Moa sees full-year loss similar to 2014's $5.8 mln, recovery in 2016
Moa Group, the boutique beer maker, says its full-year loss will be in line with 2014's loss of $5.8 million, with its strategy to cut costs and fatten margins likely to start delivering benefits in 2016.
The unprofitable brewer, which went public in 2012 and counts Pioneer Capital and the Business Bakery as major shareholders, said sales in the year ending March 31 are expected to jump 40 percent to more than 1.7 million litres, or the equivalent of 5 million bottles.
The Auckland-based company has overhauled its strategy since joining the NZX, outsourcing production of much of its beer to McCashin's Brewery in Nelson, leaving it to make higher-margin specialty brews at its Blenheim site. It is now focussed on growth in Australia, where its beers are sold through the Dan Murphy's and BWS liquor chains, and New Zealand. In the US, China, Singapore and Brazil it has switched to a lower-growth model where the importer incurs in-market costs.

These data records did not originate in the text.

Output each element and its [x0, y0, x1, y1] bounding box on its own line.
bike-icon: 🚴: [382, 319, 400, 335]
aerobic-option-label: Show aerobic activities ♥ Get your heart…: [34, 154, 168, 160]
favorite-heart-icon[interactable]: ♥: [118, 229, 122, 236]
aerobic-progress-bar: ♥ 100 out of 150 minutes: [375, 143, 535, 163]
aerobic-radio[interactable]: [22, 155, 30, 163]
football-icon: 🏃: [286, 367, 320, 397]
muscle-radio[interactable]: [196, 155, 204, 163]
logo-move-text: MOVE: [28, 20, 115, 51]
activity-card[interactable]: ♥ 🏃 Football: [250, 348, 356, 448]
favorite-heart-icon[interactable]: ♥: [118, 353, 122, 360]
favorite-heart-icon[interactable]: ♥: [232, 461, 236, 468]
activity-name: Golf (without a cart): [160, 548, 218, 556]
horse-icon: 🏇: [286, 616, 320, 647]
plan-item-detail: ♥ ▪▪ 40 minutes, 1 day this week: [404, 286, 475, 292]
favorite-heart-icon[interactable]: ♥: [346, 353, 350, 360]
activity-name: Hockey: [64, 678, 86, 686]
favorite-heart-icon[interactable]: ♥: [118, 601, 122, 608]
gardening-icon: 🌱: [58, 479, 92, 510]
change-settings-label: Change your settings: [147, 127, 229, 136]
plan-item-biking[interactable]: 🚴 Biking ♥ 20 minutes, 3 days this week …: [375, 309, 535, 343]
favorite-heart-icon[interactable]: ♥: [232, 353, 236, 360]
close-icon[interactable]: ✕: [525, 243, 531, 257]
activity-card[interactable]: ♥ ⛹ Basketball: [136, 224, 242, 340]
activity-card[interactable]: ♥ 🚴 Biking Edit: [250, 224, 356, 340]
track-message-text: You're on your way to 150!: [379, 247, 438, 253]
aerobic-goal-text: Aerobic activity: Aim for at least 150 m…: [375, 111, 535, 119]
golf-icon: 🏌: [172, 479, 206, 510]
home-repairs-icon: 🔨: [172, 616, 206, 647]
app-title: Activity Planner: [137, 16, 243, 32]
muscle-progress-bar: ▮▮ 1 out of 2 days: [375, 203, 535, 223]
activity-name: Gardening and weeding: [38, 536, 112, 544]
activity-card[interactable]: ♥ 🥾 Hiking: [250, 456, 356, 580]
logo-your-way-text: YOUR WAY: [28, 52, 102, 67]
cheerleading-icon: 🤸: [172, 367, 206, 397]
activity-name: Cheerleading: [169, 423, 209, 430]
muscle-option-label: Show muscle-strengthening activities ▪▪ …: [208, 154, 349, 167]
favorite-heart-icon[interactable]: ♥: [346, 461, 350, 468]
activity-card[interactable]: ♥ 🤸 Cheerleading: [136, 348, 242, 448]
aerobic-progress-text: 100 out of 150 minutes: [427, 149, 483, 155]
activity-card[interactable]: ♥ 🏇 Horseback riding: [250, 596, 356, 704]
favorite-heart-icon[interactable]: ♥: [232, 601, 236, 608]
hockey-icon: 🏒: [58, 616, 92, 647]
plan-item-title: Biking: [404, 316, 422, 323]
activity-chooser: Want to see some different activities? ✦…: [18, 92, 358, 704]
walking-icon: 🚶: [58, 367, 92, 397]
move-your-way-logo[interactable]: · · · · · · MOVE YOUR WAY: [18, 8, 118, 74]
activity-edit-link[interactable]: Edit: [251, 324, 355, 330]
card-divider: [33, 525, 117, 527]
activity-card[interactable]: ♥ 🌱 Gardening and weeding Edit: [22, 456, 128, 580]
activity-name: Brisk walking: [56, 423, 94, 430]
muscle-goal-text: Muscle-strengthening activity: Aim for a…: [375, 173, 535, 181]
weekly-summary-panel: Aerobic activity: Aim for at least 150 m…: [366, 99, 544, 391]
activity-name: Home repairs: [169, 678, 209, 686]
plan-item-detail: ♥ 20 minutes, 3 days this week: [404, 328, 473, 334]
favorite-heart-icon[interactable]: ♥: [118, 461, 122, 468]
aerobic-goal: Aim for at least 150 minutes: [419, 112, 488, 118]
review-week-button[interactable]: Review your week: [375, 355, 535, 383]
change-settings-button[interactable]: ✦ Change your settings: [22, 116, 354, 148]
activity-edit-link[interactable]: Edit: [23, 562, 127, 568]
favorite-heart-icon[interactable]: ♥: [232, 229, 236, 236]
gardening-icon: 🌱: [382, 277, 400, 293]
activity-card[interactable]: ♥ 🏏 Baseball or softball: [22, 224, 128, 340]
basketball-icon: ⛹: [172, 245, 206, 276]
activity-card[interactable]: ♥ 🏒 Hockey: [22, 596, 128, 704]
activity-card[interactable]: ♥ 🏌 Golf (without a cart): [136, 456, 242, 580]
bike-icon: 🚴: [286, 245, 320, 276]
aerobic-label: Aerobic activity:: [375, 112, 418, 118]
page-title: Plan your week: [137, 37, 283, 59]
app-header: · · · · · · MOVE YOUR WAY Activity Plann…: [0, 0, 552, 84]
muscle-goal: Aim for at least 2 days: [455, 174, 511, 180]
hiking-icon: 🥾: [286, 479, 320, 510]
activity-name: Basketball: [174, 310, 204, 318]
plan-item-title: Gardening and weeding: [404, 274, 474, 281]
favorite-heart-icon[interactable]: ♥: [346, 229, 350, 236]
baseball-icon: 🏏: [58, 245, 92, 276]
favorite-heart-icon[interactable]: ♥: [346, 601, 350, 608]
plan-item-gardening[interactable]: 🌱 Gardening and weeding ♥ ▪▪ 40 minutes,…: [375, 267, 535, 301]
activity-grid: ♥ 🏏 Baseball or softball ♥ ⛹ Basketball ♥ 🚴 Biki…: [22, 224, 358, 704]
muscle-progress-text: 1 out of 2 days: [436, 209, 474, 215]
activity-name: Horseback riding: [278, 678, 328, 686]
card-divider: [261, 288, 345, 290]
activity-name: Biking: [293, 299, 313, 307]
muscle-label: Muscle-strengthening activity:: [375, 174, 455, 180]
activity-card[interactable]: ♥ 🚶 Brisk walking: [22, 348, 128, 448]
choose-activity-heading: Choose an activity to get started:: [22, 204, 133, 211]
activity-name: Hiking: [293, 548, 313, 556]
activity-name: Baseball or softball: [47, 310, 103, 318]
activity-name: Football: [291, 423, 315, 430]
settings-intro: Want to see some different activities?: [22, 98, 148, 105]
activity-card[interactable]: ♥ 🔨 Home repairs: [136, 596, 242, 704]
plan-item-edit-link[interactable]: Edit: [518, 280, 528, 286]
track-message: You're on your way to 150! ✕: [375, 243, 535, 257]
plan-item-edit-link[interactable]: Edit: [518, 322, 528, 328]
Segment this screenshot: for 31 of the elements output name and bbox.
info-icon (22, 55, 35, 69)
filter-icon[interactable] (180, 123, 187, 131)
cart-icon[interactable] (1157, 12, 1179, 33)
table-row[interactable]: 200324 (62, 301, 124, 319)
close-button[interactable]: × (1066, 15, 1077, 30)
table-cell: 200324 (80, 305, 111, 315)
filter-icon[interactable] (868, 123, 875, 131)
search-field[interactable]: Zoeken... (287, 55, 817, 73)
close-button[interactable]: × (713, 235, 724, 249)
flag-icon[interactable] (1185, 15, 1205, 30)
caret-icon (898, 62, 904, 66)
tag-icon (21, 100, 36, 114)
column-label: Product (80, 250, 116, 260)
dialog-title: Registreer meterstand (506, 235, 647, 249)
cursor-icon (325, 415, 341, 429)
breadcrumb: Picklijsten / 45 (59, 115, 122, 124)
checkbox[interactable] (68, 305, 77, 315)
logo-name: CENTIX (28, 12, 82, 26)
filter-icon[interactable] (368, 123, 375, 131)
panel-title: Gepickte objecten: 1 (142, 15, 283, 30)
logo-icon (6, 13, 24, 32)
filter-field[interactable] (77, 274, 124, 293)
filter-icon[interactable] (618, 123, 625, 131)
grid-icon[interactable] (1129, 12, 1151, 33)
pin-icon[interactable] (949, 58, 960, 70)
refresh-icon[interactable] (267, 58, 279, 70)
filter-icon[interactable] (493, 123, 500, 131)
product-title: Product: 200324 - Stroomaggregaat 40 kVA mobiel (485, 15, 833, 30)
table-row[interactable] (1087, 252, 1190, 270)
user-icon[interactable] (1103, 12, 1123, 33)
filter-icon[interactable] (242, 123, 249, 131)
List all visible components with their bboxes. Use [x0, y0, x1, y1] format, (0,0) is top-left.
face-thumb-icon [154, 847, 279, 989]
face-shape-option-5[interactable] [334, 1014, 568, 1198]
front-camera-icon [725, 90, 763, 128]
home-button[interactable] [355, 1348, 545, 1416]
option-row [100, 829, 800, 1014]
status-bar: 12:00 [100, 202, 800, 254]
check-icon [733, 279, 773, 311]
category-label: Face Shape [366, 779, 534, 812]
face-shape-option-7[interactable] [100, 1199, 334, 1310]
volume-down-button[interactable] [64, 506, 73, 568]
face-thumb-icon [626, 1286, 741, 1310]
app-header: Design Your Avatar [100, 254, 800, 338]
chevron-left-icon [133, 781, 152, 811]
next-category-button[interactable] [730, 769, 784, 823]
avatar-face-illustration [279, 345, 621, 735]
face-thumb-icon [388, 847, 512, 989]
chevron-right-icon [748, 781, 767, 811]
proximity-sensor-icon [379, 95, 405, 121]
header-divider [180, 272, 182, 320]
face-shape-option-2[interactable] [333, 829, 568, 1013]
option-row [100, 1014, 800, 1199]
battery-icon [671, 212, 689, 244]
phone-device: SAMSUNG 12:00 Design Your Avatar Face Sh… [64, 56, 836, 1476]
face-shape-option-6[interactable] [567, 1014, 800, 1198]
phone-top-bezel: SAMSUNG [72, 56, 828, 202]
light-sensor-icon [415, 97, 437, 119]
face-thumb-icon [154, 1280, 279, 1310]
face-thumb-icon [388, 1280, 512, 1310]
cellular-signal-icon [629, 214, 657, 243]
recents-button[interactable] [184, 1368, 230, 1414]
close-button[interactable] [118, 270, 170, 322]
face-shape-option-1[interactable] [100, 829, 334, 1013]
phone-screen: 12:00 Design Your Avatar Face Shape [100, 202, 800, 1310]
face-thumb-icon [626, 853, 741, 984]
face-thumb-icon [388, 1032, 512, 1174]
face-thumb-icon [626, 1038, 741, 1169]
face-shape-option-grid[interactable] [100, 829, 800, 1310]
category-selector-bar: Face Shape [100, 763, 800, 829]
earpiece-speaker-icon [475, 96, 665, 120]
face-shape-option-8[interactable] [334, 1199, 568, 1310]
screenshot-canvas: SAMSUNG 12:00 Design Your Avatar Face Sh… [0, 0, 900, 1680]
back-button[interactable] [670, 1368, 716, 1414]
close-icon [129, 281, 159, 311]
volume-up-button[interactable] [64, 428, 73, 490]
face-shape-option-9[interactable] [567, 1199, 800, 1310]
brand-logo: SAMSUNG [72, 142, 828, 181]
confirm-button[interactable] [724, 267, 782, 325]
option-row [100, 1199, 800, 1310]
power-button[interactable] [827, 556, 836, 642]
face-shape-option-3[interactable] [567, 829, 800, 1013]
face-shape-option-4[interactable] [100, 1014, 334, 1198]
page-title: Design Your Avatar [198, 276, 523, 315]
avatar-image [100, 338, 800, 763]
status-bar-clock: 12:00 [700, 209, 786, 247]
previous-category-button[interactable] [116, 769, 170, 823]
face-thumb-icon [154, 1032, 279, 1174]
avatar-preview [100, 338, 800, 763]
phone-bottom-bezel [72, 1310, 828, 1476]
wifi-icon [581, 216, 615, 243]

Moa has been trialling new, lower-cost packaging in open, six-pack baskets and went into full production this month, which it said would "help drive further margin improvement" in the coming financial year. It has also moved its premium reserve range to 500ml bottles from 335ml bottles, in keeping with the trend among craft brewers, and dumped the use of champagne corks in favour of crown seals. Its gross margin jumped to 19.7 percent in the first half from 13.6 percent a year earlier.
"Overall, a continuation of improvement in gross margin is likely," chief executive Geoff Ross told BusinessDesk. "As volume increases, we're able to get better cost-effectiveness on a per-unit basis."
Last August, Moa raised $5.25 million in a rights issue and had $6.78 million in cash at hand as at Sept. 30, down from $8 million a year earlier. Ross said today that the company "is comfortable with its cash position." He declined to be more specific ahead of the release of the company's annual results.
Moa shares rose 2.7 percent to 38 cents on the NZX and have declined 26 percent in the past 12 months.